B. The District Court Properly Rejected Chishti’s Contention That the Final Award was “Nonbinding” Under the Terms of the SPA.
Chishti next asserts that the district court abused its discretion in refusing
to conclude that the Final Award was “nonbinding and subject to reexamination
or appeal.” Chishti Br. at 28. Chishti points to section 10.16 of the SPA, which
permits an “appeal from or reexamination of any Final Arbitration Award . . . in
the case of fraud or perjury or misconduct by the arbitrator prejudicing the rights of any
party.” Id. at 3 (emphasis added) (quoting App’x at 176). The district court
erred, Chishti insists, in determining that the Federal Arbitration Act (“FAA”), 9
U.S.C. § 1, et seq., and the relevant provision of the New York Civil Practice Law
10 and Rules (“CPLR”), N.Y. C.P.L.R. § 7511 – rather than “the language of the
Arbitration Agreement,” Chishti Br. at 25 (capitalization altered) – provided the
“exclusive” means of vacating the Final Award, Sp. App’x at 26 (internal quotation
marks omitted). Again, we disagree.
At the outset, Chishti asserted this argument for the first time in his Rule 60
motion, even though, as noted above, he possessed the basic facts concerning TRG-
I’s alleged fraud prior to the filing of his cross-petition to partially vacate the Final
Award in the district court. We have long held that parties may not raise new
arguments in motions for relief under Rule 60(b) where they had “ample
opportunity to do so” previously. State St. Bank, 374 F.3d at 179; see also Nemaizer,
793 F.2d at 62–63. We therefore have little trouble concluding that Chishti’s SPA-
based argument is untimely.
And even if we were to consider that argument, the district court did not err
in concluding that the FAA and New York law each preclude parties from
contractually supplementing the statutory grounds for vacatur of an arbitral
award. See Hall St. Assocs., L.L.C. v. Mattel, Inc., 552 U.S. 576, 578 (2008) (holding
that the “statutory grounds” for vacatur of an award under sections 11 and 12 of
the FAA are “exclusive” and “may [not] be supplemented by contract”); N.Y.C.

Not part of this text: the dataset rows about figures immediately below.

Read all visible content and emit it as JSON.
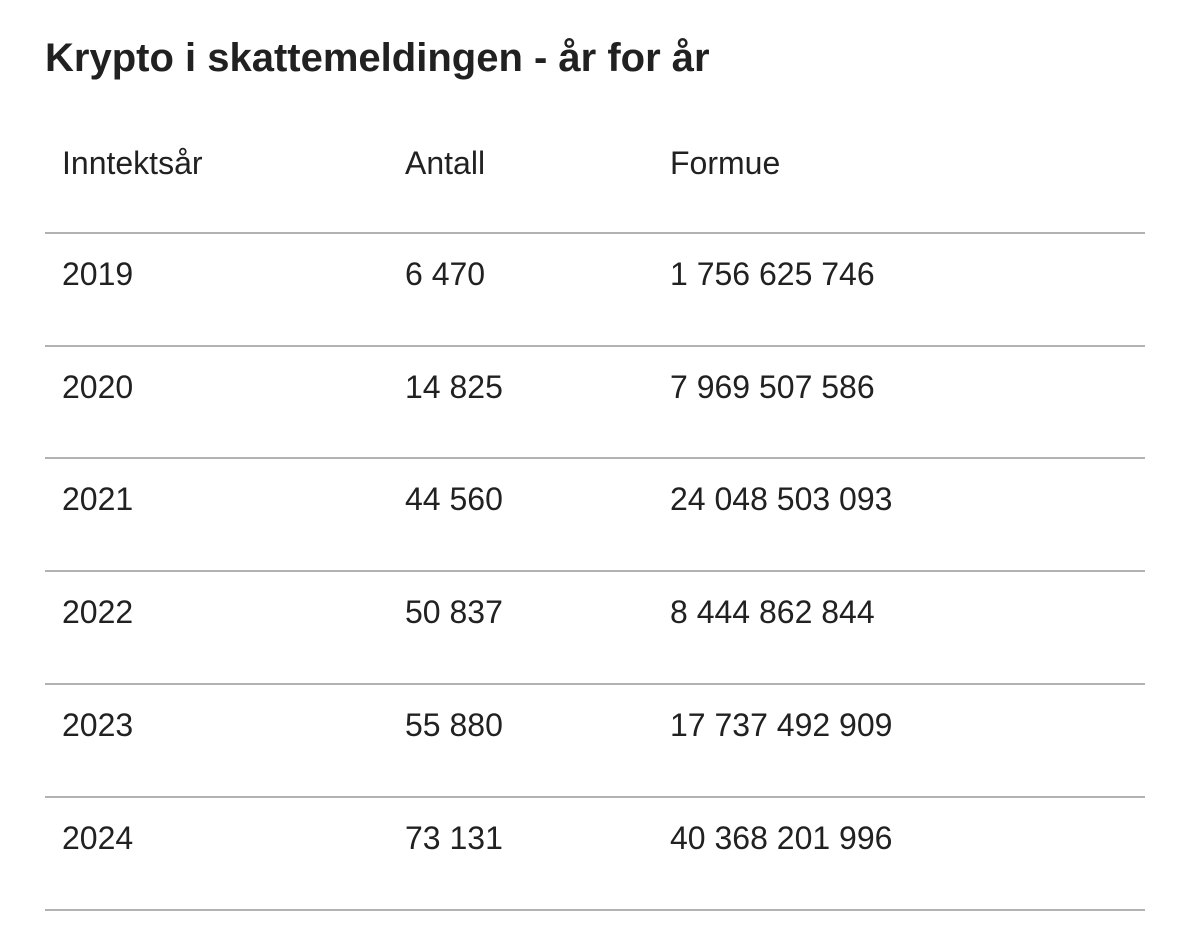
{
  "page": {
    "title": "Krypto i skattemeldingen - år for år"
  },
  "table": {
    "columns": [
      "Inntektsår",
      "Antall",
      "Formue"
    ],
    "rows": [
      [
        "2019",
        "6 470",
        "1 756 625 746"
      ],
      [
        "2020",
        "14 825",
        "7 969 507 586"
      ],
      [
        "2021",
        "44 560",
        "24 048 503 093"
      ],
      [
        "2022",
        "50 837",
        "8 444 862 844"
      ],
      [
        "2023",
        "55 880",
        "17 737 492 909"
      ],
      [
        "2024",
        "73 131",
        "40 368 201 996"
      ]
    ]
  },
  "chart_data": {
    "type": "table",
    "title": "Krypto i skattemeldingen - år for år",
    "columns": [
      "Inntektsår",
      "Antall",
      "Formue"
    ],
    "categories": [
      "2019",
      "2020",
      "2021",
      "2022",
      "2023",
      "2024"
    ],
    "series": [
      {
        "name": "Antall",
        "values": [
          6470,
          14825,
          44560,
          50837,
          55880,
          73131
        ]
      },
      {
        "name": "Formue",
        "values": [
          1756625746,
          7969507586,
          24048503093,
          8444862844,
          17737492909,
          40368201996
        ]
      }
    ],
    "layout_hints": {
      "header_divider": true,
      "row_dividers": true,
      "grid": "horizontal-only"
    }
  },
  "colors": {
    "background": "#ffffff",
    "text": "#212121",
    "divider": "#b2b2b2"
  }
}
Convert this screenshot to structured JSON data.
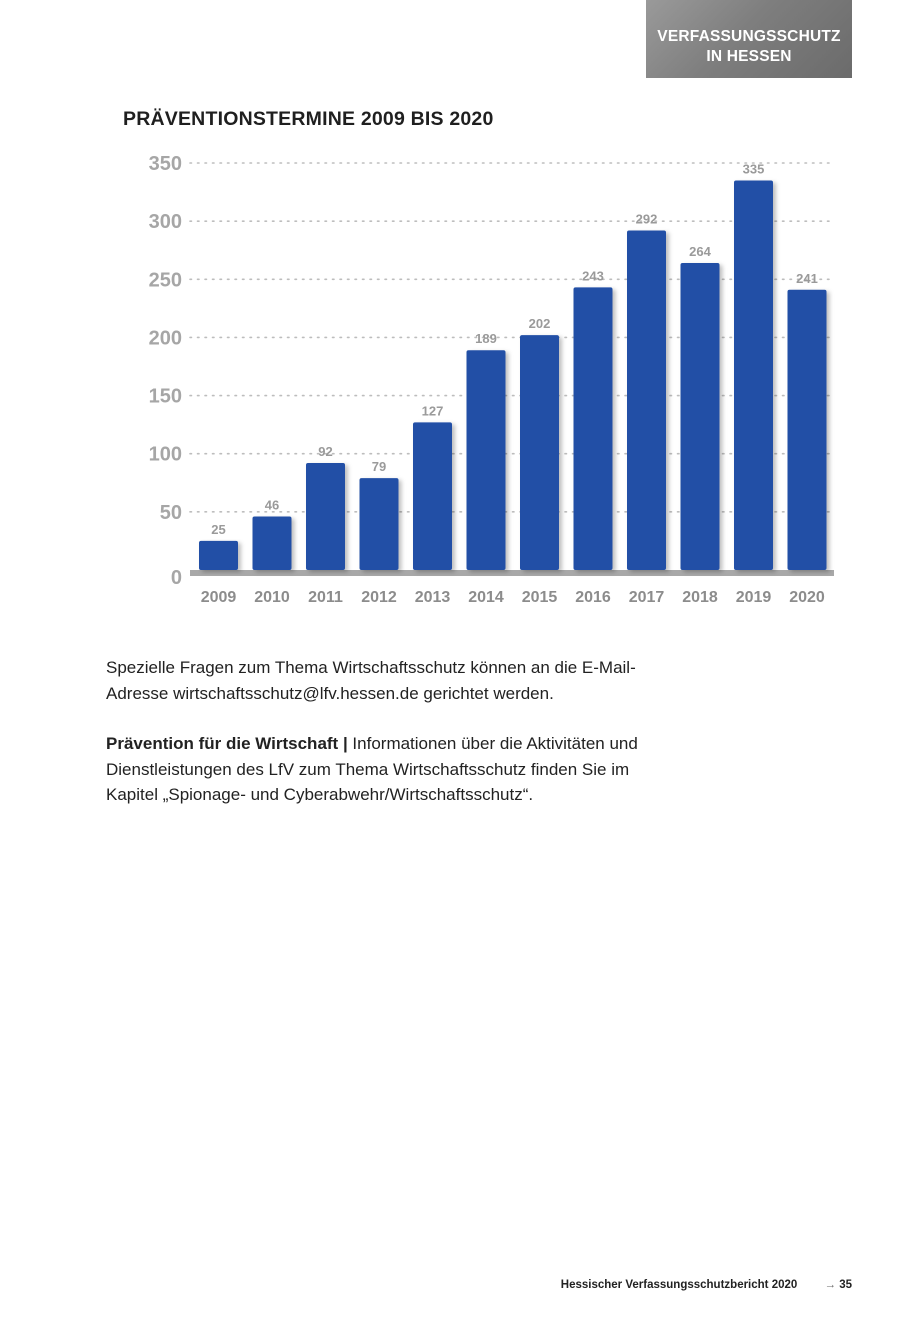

11 Transit Auth. v. Transp. Workers' Union of Am., Loc. 100, 6 N.Y.3d 332, 336 (2005)
(“Courts may vacate an arbitrator’s award only on the grounds stated in CPLR
7511(b).”). In leveraging the language of the SPA to declare the parties’
arbitration nonbinding, Chishti seeks relief that the district court was powerless to
provide.
Chishti attempts to dodge this conclusion by arguing that “making a
previously confirmed award subject to reexamination or appeal . . . does not result
in an award’s vacatur” and instead “at most results in fresh proceedings for
vacatur or confirmation.” Chishti Br. at 27 (emphasis deleted). We struggle to
see the relevance of this distinction; after all, “making a previously confirmed [i.e.,
binding] award subject to reexamination or appeal” renders that arbitral award
“nonbinding” – precisely what occurs when an award is vacated. Id. Such an
approach flouts the terms of the arbitration agreement to which the parties
contracted, lacks support in our precedent, and ignores the plain text of the FAA
and CPLR. Mere incantations that “arbitration is a matter of contract,” id. at 25
(internal quotation marks omitted), provide no basis for upsetting the Final Award
or the district court’s judgment confirming that award.
12 * * *
We have considered Chishti’s remaining arguments and find them to be
without merit. Accordingly, we AFFIRM the judgment of the district court.